Uncertainty is men in blue jeans and ball caps, clustered in the union hall, asking questions for which no one has answers.
“Does anyone know what we’re supposed to get in the mail if it ever gets there?”
“Do we file for unemployment today? Next week?”
Having a plant close is painful enough, but a bankruptcy action and the silence of their employer has thrown the workers of GST Steel Co. into a bizarre limbo in these final days of steelmaking in Kansas City’s northeast area.
The company announced in February that it would close its Kansas City plant as part of a bankruptcy reorganization. Eventually, 750 workers will lose their jobs. Union officials think that more than 400 hourly employees will not work after Sunday. The workers, however, have received no formal notice.
After reporting Friday and finding nothing to do, many employees found their way to the union hall at 6801 Winner Road.
“Hey, did you get that job?” someone asked Joe Soptic.
“No, I got to the third interview,” said Soptic, who is looking for work for the first time in nearly 30 years.
He struck out on a supervisory job at an electronic goods store. Next, he plans to interview for a position as a service rep for a telephone company.
Other workers said they’d held off on looking because they didn’t know when their current jobs would end, or the terms of their pensions.

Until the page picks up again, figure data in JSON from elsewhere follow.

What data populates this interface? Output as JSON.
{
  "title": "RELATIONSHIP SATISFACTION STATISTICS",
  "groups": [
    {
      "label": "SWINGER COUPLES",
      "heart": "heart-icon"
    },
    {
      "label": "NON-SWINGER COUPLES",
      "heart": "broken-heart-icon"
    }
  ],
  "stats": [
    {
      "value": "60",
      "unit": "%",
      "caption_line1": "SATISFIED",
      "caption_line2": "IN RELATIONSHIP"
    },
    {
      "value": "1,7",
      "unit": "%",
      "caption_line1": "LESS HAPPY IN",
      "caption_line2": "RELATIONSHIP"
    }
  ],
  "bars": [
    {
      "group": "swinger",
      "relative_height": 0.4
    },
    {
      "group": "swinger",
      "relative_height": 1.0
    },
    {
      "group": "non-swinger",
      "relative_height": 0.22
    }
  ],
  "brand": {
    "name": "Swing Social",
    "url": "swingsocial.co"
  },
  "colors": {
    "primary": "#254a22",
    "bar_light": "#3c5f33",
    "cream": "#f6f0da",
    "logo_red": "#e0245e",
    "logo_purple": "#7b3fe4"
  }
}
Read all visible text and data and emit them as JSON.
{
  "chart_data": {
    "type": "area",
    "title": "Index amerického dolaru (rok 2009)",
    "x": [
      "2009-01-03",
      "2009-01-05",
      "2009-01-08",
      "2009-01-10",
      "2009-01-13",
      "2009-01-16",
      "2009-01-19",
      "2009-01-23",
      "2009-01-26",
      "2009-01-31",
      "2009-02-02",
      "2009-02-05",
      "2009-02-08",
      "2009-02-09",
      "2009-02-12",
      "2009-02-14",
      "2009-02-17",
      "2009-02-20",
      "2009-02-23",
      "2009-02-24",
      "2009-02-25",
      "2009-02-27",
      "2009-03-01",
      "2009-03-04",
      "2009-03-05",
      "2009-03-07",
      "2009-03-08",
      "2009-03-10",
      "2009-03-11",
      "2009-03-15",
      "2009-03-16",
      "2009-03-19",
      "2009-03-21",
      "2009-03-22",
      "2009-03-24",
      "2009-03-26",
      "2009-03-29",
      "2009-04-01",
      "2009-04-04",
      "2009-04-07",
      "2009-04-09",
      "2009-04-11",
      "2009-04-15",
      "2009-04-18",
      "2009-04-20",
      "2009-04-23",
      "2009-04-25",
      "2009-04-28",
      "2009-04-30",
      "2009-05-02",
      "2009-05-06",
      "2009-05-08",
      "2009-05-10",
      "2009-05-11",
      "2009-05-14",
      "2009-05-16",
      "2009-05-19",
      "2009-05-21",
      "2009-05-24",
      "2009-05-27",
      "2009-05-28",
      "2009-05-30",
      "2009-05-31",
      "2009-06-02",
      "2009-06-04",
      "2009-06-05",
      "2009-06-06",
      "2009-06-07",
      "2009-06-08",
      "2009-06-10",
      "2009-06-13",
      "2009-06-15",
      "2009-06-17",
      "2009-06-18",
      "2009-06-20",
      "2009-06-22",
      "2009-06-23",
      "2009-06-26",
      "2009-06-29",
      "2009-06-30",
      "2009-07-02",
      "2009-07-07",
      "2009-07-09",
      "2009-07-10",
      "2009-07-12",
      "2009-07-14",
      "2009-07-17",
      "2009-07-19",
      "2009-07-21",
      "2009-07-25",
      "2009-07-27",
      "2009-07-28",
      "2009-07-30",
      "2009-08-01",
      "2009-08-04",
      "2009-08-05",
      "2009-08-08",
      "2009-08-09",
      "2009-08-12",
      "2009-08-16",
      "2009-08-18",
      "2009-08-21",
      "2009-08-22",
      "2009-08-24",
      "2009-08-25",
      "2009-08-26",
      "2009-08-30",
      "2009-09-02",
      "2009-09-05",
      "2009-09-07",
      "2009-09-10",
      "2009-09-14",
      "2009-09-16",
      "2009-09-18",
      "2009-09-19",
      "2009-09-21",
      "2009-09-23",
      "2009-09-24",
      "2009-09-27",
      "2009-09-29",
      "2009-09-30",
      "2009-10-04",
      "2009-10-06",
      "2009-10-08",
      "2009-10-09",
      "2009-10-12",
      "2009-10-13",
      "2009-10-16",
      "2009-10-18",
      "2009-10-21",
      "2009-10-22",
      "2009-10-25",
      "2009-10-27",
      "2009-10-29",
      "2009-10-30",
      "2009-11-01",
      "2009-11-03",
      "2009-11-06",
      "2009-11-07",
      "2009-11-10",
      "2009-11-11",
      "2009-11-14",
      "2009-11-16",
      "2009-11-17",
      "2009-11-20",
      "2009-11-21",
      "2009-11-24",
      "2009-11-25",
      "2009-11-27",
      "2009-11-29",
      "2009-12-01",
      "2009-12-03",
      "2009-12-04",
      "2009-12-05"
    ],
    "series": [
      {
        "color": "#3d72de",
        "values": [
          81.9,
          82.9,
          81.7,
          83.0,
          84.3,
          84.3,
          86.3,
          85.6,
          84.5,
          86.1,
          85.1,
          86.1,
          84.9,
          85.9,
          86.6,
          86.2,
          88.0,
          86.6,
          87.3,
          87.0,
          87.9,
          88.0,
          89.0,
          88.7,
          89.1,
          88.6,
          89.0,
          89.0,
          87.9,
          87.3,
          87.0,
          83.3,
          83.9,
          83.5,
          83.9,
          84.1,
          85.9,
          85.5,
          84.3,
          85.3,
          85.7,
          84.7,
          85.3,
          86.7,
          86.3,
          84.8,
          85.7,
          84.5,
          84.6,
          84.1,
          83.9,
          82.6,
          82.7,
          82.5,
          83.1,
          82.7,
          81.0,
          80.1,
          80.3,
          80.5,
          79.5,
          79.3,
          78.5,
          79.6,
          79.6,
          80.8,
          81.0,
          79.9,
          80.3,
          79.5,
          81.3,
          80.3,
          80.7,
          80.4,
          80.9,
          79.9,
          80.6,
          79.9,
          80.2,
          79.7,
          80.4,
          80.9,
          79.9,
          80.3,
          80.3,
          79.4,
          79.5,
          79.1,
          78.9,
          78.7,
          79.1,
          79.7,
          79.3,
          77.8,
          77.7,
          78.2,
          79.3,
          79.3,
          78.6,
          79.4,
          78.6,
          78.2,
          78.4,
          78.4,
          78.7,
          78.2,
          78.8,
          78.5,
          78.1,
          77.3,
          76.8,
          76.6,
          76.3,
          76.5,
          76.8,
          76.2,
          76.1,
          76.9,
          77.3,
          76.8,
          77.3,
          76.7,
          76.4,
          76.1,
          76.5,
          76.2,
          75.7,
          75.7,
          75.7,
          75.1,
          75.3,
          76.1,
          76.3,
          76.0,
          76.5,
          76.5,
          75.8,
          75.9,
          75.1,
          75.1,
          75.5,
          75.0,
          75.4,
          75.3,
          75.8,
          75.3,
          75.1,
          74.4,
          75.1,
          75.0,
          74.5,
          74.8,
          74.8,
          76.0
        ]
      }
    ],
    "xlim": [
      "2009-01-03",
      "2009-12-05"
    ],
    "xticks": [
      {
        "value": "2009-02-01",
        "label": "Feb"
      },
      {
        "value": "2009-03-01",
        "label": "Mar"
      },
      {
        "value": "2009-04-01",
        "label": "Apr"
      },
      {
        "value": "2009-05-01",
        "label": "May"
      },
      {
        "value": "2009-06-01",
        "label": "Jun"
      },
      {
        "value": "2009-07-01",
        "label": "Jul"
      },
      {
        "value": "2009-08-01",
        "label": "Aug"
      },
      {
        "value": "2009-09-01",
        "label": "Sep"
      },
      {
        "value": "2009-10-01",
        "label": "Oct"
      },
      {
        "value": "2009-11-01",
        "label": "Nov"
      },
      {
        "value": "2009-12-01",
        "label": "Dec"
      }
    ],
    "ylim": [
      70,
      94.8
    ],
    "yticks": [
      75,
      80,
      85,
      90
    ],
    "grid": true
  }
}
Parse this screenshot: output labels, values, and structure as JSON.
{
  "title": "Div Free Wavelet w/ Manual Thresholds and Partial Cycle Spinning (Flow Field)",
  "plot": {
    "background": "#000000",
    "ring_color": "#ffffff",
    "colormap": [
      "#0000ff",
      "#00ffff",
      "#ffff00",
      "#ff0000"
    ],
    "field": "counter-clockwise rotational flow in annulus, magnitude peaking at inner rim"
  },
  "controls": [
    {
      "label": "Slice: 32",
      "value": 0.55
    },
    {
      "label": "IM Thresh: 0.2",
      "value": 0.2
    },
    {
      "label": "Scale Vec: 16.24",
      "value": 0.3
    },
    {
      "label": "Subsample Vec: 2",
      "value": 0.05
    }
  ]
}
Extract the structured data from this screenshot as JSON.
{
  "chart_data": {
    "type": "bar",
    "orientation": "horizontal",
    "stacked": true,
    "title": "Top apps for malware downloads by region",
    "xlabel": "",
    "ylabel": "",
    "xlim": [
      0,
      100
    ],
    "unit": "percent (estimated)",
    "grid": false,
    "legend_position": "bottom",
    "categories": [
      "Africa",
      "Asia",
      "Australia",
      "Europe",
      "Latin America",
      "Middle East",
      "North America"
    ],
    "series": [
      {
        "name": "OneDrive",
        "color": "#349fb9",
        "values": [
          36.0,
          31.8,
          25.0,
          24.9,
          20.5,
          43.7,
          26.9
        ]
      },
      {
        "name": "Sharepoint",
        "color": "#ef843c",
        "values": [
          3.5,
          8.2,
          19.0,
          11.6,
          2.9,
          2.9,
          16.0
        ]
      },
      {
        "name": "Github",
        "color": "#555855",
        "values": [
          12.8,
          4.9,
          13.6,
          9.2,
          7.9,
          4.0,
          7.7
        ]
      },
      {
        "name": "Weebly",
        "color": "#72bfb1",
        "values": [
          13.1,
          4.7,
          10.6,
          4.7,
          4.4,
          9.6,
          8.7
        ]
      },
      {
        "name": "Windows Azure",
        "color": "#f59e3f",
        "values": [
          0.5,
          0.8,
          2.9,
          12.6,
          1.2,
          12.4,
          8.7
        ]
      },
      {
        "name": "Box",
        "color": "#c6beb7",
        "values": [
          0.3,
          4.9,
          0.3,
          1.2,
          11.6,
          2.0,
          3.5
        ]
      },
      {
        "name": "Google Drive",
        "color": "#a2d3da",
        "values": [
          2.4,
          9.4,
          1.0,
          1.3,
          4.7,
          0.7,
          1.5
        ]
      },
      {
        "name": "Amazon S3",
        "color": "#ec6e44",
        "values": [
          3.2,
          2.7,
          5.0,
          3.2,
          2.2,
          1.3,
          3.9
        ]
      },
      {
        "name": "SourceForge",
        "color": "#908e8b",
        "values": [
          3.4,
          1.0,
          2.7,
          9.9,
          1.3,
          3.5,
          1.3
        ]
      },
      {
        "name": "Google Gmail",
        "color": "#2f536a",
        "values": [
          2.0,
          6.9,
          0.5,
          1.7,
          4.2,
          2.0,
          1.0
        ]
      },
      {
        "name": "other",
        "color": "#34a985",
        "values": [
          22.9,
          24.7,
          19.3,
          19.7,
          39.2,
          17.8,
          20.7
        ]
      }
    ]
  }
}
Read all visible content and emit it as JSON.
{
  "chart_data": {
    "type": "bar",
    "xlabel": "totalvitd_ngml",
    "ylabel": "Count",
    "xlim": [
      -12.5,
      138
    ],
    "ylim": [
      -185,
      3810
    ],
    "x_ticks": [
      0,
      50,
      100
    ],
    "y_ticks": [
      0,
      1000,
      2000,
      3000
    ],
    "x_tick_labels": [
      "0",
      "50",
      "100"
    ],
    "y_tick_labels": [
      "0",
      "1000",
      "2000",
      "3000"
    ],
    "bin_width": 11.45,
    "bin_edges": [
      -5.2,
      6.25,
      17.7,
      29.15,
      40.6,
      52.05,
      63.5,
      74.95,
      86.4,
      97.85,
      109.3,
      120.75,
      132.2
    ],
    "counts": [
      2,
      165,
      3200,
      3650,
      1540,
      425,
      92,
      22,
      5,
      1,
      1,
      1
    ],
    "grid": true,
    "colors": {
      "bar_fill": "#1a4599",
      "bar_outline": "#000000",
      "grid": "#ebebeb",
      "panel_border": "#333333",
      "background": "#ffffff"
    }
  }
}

Randy McKinney, president of United Steelworkers of America Local 13, could be of little help.
“Nobody’s got anything official,” he told one of his many telephone callers. “I’m gonna go live under a bridge when this is all over, where there’s no pressure.”
A bankruptcy judge in North Carolina has directed GST Steel to honor the terms of its union contract. But McKinney said the company has already defied some of the provisions, and he can’t assure union members that any of the contract terms will be honored.
Calls to company officials in Kansas City and Charlotte, N.C., were not returned. Officials said earlier they would try to modify or terminate the company’s agreement with the union as part of the bankruptcy reorganization. The contract was negotiated after steelworkers went on strike in 1997.
Outside the union hall, workers marked their entry into the abyss of unemployment in time-honored fashion — by cracking open 12-packs of beer.
“This place has been here since 1888,” lamented one member of the group. “And they pick this year to go out, and me with 29 years and three months.”
Had he reached 30 years, he would have qualified for an immediate pension.
It wasn’t yet noon — early for beverage-fed commiseration — but there was no one to care. No supervisors were to be found. The neighborhood, once a thriving industrial community, had a ghostly emptiness.
Uncertainty is a steelworker’s lot. What hurts is to have uncertainty sharpened with insult.